The functional requirements from a logical ERD provide a blueprint for the physical design ERD. The physical system design ERD goes into greater detail by including database appropriate naming schemes and data types necessary for each attribute, as seen in Figure 22.

Figure 22

Physical Design Perspective

Systems Design Methodologies

Approaches and methods to every aspect of technology vary as time passes and industry values are adopted or fall out of favor. Inevitably, new acronyms are developed, steps are outlined, and proponents praise the newest way of doing old things. In system analysis and design, one thing is absolutely clear, an underlying structure improves outcomes. Keeping that in mind, system analysts should be knowledgeable about a variety of different approaches in order to select the best framework to achieve project objectives. Most system development methods utilize common underlying principles, as seen in Figure 23 (Whitten & Bentley, 2007, pp. 70–76).


Figure 23

Design Principles

System Development Strategy

Systems construction is the development, installation, and testing of the environment in which the system will operate (Whitten & Bentley, 2007, pp. 684–688). During the initial systems design phases, existing infrastructure is examined to ensure new development compatibility. The designer works with network administration to modify system design where necessary. Databases are then built and tested to verify design meets business requirements. User testing and feedback is useful, as design modification to increase acceptance is easiest before deployment. If the system requires new software or programs, they should be written or installed, then tested to verify compatibility with existing infrastructure (Whitten & Bentley, 2007, pp. 686–688).

Systems implementation begins additional testing of all software and programs with the newly designed system. After successfully testing the new system, design specifications are used to determine optimum conversion strategy. Common strategies for transition include: abrupt cut-over, parallel conversion, location conversion, and staged conversion (Whitten & Bentley, 2007, p. 691).
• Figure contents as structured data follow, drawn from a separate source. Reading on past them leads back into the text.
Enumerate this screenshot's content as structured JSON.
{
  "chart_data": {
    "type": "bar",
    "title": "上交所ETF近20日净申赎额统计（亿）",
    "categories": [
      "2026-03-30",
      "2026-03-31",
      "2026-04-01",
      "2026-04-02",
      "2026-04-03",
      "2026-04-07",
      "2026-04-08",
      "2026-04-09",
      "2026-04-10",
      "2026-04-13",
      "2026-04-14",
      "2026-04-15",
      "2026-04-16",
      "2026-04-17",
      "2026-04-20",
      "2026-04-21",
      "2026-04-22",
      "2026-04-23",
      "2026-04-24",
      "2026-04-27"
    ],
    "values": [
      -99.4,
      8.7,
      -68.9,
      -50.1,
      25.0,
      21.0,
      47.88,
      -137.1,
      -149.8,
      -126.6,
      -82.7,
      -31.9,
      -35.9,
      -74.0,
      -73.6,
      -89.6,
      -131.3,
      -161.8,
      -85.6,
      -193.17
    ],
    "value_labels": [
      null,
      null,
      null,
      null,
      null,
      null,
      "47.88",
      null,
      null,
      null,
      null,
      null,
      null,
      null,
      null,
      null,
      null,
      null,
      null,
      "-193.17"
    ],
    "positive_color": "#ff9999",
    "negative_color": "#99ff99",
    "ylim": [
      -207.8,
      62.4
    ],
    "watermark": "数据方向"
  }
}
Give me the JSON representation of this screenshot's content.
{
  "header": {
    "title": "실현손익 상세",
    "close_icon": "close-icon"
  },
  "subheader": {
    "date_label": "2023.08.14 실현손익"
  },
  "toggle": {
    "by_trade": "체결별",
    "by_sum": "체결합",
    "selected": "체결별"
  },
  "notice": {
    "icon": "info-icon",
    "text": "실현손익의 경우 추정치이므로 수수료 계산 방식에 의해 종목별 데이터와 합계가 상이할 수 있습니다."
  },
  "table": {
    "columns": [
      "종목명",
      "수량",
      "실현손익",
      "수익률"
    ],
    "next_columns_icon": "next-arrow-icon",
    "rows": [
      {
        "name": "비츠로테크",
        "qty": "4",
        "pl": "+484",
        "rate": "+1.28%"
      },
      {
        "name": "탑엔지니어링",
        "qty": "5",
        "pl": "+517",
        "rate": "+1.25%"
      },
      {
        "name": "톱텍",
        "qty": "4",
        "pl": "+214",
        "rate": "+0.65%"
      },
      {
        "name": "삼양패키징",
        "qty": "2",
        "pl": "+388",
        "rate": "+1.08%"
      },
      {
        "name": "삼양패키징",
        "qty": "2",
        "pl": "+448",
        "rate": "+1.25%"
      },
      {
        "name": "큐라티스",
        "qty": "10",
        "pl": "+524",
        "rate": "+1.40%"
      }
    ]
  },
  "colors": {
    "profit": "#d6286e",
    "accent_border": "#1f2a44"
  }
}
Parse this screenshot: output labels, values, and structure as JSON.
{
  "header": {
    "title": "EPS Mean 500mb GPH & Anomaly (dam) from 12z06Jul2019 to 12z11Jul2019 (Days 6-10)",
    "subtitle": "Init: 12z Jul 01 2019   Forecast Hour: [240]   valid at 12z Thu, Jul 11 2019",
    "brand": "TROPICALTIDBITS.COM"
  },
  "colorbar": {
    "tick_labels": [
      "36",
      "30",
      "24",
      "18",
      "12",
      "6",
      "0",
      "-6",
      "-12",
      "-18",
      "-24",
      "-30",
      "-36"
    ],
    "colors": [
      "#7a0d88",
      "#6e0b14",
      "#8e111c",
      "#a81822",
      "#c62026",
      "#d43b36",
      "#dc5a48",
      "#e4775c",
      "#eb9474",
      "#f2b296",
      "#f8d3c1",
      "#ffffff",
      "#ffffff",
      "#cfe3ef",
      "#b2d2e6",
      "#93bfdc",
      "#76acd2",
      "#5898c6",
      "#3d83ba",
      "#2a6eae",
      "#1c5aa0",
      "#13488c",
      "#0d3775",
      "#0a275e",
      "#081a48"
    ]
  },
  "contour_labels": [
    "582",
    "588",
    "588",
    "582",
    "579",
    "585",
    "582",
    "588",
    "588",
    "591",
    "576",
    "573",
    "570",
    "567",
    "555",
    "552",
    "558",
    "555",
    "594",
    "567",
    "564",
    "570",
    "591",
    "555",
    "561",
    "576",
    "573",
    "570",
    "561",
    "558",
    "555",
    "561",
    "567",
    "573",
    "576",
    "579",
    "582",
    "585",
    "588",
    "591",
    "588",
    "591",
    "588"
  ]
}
User acceptance and audit testing using the chosen conversion strategy and real data is conducted to address any remaining barriers prior to operationalizing the system. The next step is to install and populate system databases with necessary data. Training materials and system documentation are used to instruct end users how to operate the new system. Once the conversion has been successfully completed, designers transfer ownership to those responsible for supporting and maintaining the system (Whitten & Bentley, 2007, pp. 691–694).